Move to py scripts and:
* restructure data respository and make sure scripts align
* write new set to files in data repository




In [1]:
import json
import csv
import numpy as np
import math
from collections import Counter
import random

In [12]:
def load_lexical_data():
    # this is what we originally sampled from
    path = '../../data_lexical_info/all_lodce_mrc.csv'
    
    with open(path) as infile:
        dicts = list(csv.DictReader(infile))
    word_info_dict = defaultdict(list)
    for d in dicts:
        word = d['word']
        word_info_dict[word].append(d)
    return word_info_dict


def get_concepts_set(p, col):
    concept_info_dict = dict()

    path = f'../../data_all_candidates/concepts_additional_info/{col}/{p}.csv'

    with open(path) as infile:
        reader = csv.DictReader(infile)
        dicts = list(reader)

    for d in dicts:
        concept = d['lemma']
        filter_dec = d['filter']
        if filter_dec == 'True':
            concept_info_dict[concept] = d
    return concept_info_dict



def load_general_bins():
    with open('../../vocabulary_data/bins_updated.json') as infile:
        bin_dict_general = json.load(infile)
    return bin_dict_general

def load_cosine_bins_prop(set_info_dict):
    #set_info_dict = get_concepts_set(p, col)
    cosines = [float(d['cosine_centroid']) for c, d in set_info_dict.items()]
    values, bin_intervals = np.histogram(cosines, bins = 3)
    bin_dict_cos = bins_to_dict('cosine_centroid', values, bin_intervals)
    return bin_dict_cos
 
def bins_to_dict(name, values, bin_intervals, 
                 mapping=None, restriction=None, 
                 bin_type='distribution'):

    bin_dict = dict()
    bin_dict[name] =  {
    'type' : bin_type,
    'mapping' : mapping,
    'bins' : [],
    'frequencies' : [int(f) for f in list(values)],
    'restriction' : restriction
    }


    for n, i in enumerate(bin_intervals):
        if n != len(bin_intervals) - 1:
            bin_dict[name]['bins'].append((i, bin_intervals[n+1]))
        else:
            break
    return bin_dict


def assign_to_bin(concept_dict, bin_dict, name):

    #get_polysemy_info(concept_dict)

    if name == 'polysemy':
        concept_value = get_polysemy_info(concept_dict)
        target_bin = concept_value
    else:
        if concept_dict[name] != '':
            concept_value = float(concept_dict[name])
            if bin_dict[name]['mapping'] == 'log':
                concept_value = math.log(concept_value)
            n_bins = len(bin_dict[name]['bins'])
            for n, interval in enumerate(bin_dict[name]['bins']):
                start, end = interval
                if n < (n_bins-1):
                    if start <= concept_value < end:
                        target_bin = n
                        break
                    else:
                        target_bin = None
                else:
                    if start <= concept_value <= end:
                        target_bin = n
                        break
                    else:
                        target_bin = None
                    
        else:
            target_bin = None
    return target_bin


def get_polysemy_info(concept_dict):

    word = concept_dict['word']
    mipvu_met = concept_dict['mipvu']
    polysemy_type = concept_dict['polysemy_type']

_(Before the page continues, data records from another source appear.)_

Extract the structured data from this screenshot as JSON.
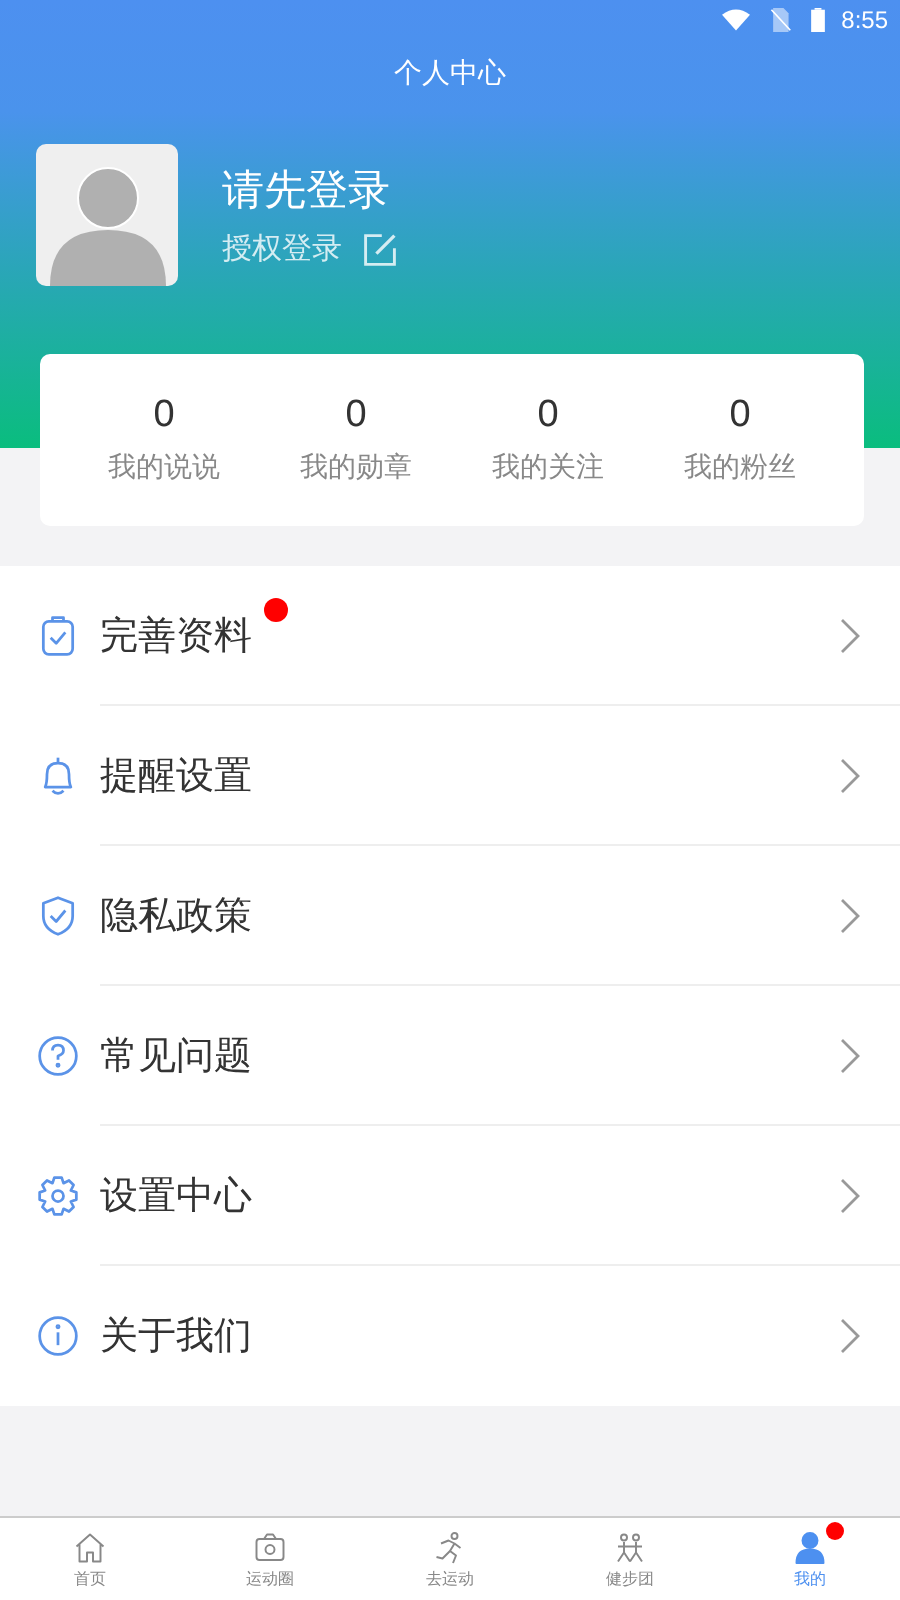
{
  "status_bar": {
    "time": "8:55"
  },
  "header": {
    "title": "个人中心"
  },
  "profile": {
    "name": "请先登录",
    "login_link": "授权登录"
  },
  "stats": [
    {
      "value": "0",
      "label": "我的说说"
    },
    {
      "value": "0",
      "label": "我的勋章"
    },
    {
      "value": "0",
      "label": "我的关注"
    },
    {
      "value": "0",
      "label": "我的粉丝"
    }
  ],
  "menu": [
    {
      "kind": "clipboard",
      "label": "完善资料",
      "badge": true
    },
    {
      "kind": "bell",
      "label": "提醒设置",
      "badge": false
    },
    {
      "kind": "shield",
      "label": "隐私政策",
      "badge": false
    },
    {
      "kind": "question",
      "label": "常见问题",
      "badge": false
    },
    {
      "kind": "gear",
      "label": "设置中心",
      "badge": false
    },
    {
      "kind": "info",
      "label": "关于我们",
      "badge": false
    }
  ],
  "tabs": [
    {
      "kind": "home",
      "label": "首页",
      "selected": false,
      "badge": false
    },
    {
      "kind": "camera",
      "label": "运动圈",
      "selected": false,
      "badge": false
    },
    {
      "kind": "runner",
      "label": "去运动",
      "selected": false,
      "badge": false
    },
    {
      "kind": "group",
      "label": "健步团",
      "selected": false,
      "badge": false
    },
    {
      "kind": "person",
      "label": "我的",
      "selected": true,
      "badge": true
    }
  ]
}
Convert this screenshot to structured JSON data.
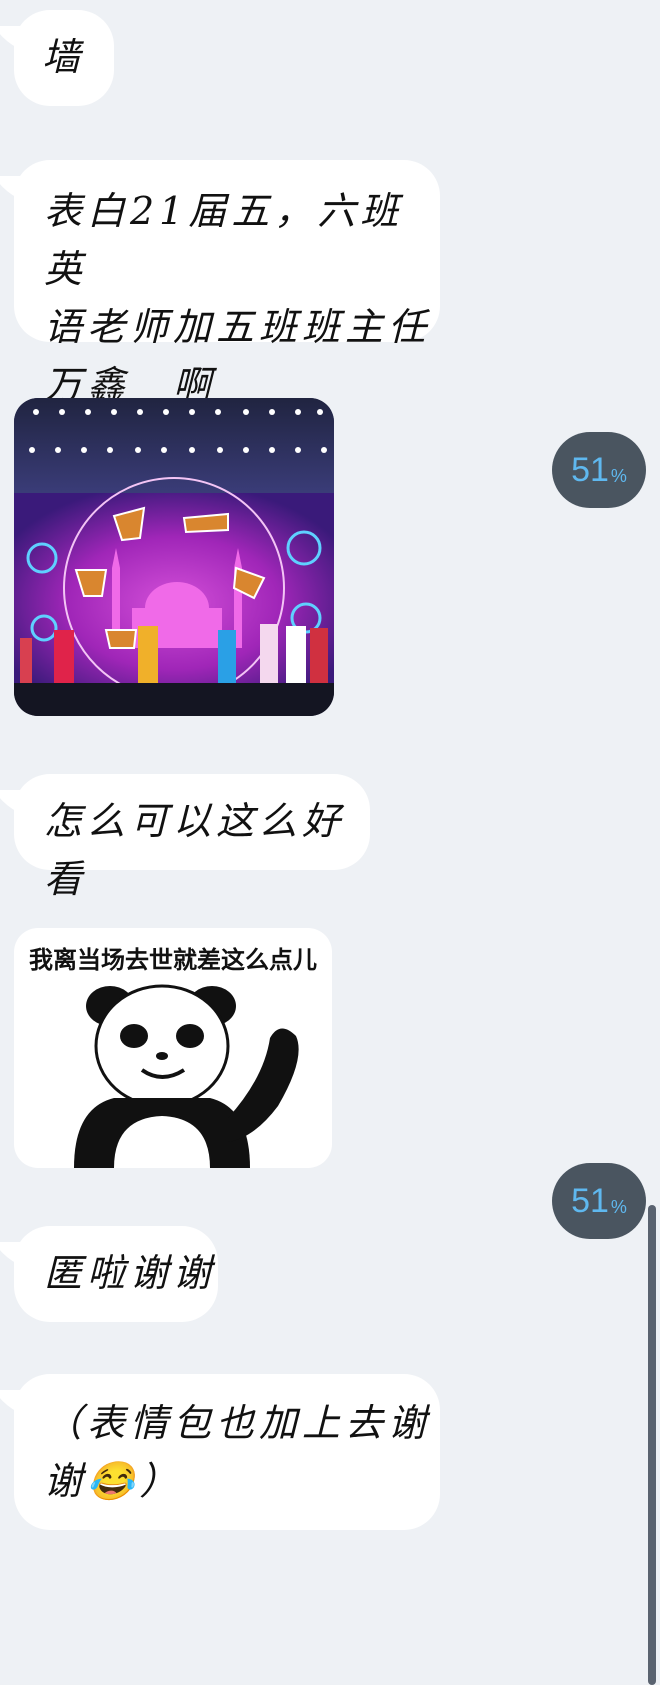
{
  "messages": [
    {
      "text": "墙"
    },
    {
      "text_lines": [
        "表白21届五，六班英",
        "语老师加五班班主任",
        "万鑫　啊"
      ]
    },
    {
      "text": "怎么可以这么好看"
    },
    {
      "text": "匿啦谢谢"
    },
    {
      "text_lines": [
        "（表情包也加上去谢",
        "谢😂）"
      ]
    }
  ],
  "badges": [
    {
      "value": "51",
      "unit": "%"
    },
    {
      "value": "51",
      "unit": "%"
    }
  ],
  "images": {
    "stage_photo": {
      "icon": "stage-performance-photo"
    },
    "meme": {
      "caption": "我离当场去世就差这么点儿",
      "icon": "panda-meme"
    }
  },
  "colors": {
    "background": "#eef1f5",
    "bubble": "#ffffff",
    "badge_bg": "#4a5560",
    "badge_text": "#5fb8ef"
  }
}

    if polysemy_type == 'mon':
        poly = 'mon'
    elif polysemy_type == 'homonyms_also_same_pos':
        poly = 'homonym'
    elif mipvu_met == 'True':
        poly = 'met'
    # Possibly metonymy if not metaphor and not homonym
    # caveat: the metaphor annotations are not exhaustive
    elif polysemy_type == 'poly':
        poly = 'poly_metonymy'
    else:
        poly = None
    return poly


def get_bin_feature_dict(general_bin_dict, concept_dicts):
    concept_features_dict = dict()
    for concept_dict in concept_dicts:
        features_dict = dict()
        concept = concept_dict['lemma']
        for name in general_bin_dict.keys():
            target_bin = assign_to_bin(concept_dict, general_bin_dict, name)
            features_dict[name] = target_bin
        features_dict['label']  = concept_dict['label']
        concept_features_dict[concept] = features_dict
    return concept_features_dict


def get_ranked_bin_imbalances(general_bin_dict, set_bin_features, concepts_selected):
    name_diff_dict = dict()
    n_concepts = len(concepts_selected)
    
    bin_diff_tuples = []
    for name in general_bin_dict:
        bin_concept_cnt = Counter()
        n_bins = len(general_bin_dict[name]['bins'])
        n_equal_distribution = n_concepts/n_bins
        for concept in concepts_selected:
            f = set_bin_features[concept][name]
            bin_concept_cnt[f] += 1
        
        for bin_name, cnt in bin_concept_cnt.items():
            diff_to_equal = n_equal_distribution - cnt
            diff_to_equal_percent = diff_to_equal/n_concepts
            # only include if there are fewer concepts than expected:
            if diff_to_equal > 0:
                bin_diff_tuples.append((diff_to_equal_percent, name, bin_name))
    
    # sort from biggest to smallest:
    sorted_diff_name_tuples = sorted(bin_diff_tuples, reverse=True)
    return sorted_diff_name_tuples


def find_equivalents(set_bin_features, concepts_not_selected, concept_dicts_exclude):
    
    replacement_concepts = set()
    #no_replacement_found_concepts = set()
    
    features_not_selected = dict()
    for concept in concepts_not_selected:
        features_not_selected[concept] = set_bin_features[concept]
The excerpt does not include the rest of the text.